A while back I realized that I had over 30 years of 35mm negatives that were going to need to be digitized at some point, not to mention 126 Instamatic and 620 Brownie negatives dating into the 1960s. I figured I could nickle & dime myself to death gradually getting them scanned at Ritz or Photoworks.com, or I could bite the bullet, get a negative scanner and do it myself. I ended up with this Nikon negative scanner, and on the whole I've been quite happy with it. The resolution is much higher than I was getting from commercial scanning, though it also takes much longer to scan a roll of negatives than I was expecting.

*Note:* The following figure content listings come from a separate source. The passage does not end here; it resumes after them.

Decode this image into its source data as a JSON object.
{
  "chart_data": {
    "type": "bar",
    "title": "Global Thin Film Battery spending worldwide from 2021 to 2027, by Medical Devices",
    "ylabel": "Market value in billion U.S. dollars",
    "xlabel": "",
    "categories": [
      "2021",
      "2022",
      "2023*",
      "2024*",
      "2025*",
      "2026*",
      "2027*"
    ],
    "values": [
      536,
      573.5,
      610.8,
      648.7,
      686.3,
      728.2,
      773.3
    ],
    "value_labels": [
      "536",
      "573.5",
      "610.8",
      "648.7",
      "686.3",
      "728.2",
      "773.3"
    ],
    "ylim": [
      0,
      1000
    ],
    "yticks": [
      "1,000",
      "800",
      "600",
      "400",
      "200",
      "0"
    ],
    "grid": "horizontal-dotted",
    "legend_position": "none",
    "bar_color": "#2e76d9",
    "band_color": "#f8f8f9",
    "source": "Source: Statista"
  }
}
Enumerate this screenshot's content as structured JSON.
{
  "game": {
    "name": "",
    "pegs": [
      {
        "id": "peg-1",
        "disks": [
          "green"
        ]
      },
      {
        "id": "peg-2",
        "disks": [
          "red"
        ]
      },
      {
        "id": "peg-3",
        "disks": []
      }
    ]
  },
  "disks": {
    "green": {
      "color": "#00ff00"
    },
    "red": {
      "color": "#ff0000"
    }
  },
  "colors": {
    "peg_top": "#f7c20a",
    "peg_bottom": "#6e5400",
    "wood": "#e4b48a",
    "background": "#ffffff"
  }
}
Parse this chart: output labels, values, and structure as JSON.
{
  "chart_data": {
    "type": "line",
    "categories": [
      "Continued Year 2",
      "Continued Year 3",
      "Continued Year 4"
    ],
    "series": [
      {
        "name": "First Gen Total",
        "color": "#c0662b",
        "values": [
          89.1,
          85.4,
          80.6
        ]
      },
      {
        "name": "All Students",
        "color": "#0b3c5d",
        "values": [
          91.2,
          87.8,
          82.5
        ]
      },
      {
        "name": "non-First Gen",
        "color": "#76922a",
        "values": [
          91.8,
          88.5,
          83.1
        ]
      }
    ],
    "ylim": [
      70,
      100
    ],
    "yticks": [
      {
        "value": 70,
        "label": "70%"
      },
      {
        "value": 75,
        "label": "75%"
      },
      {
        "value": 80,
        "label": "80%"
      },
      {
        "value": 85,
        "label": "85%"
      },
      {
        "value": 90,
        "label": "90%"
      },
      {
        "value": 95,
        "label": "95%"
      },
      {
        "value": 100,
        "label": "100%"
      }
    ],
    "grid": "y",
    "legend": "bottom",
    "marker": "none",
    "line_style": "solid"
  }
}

So anyway, my sister dug up some old negatives from a 1987 signing for her first book, and asked me to scan them. As soon as I saw where the signing was, I knew I was going to want to use some of them here. My second question to her, after asking if I could use the pictures was whether she wanted her name and face blurred, but on reflection that a pretty stupid one. After all, she is an award winning children's book author with her own web site who, as all authors do, would like you to know her name and buy her books, especially her latest one!
Chapter Two Books was in Trenholm Plaza most of the time I was growing up. It was a fairly small storefront on the Edisto/Holligan's side of the plaza next to the barber shop. In the days when I would get $3.00 for mowing the lawn, I would take the money down there and buy a new Tom Swift, Jr. book. Unlike Browz-A-Bit and Walden's at Dutch Square, science-fiction was not a major category here, and the selection of SF paperbacks (and paperbacks vs hardbacks in general), was pretty small, so aside from Tom Swift, I usually ended up spending my strictly limited funds at one of those stores rather than here, but I do distinctly remember that Chapter Two sold me the last $0.50 paperback I ever saw, a copy of Robert Heinlein's classic Young Adult novel Farmer In the Sky.
Although it was not the intention of any of these shots, if you look out the windows (on the click-through versions especially), you can see a good bit of the old Trenholm Plaza landscape: Tapp's Twig, The Banker's Note, A & P and Standard Federal. By this time the original "steeple" A & P had been torn down and replaced with a more modern design (which was itself torn down for Publix), and the current Books-A-Million location was several storefronts.
I'm not sure exactly when Chapter Two closed. If I didn't have this evidence that it was still there in 1987, I would have guessed then or earlier. In any event, I believe it was gone before Books-A-Million arrived, and I have the vague feeling that the owner decided to retire and close the shop.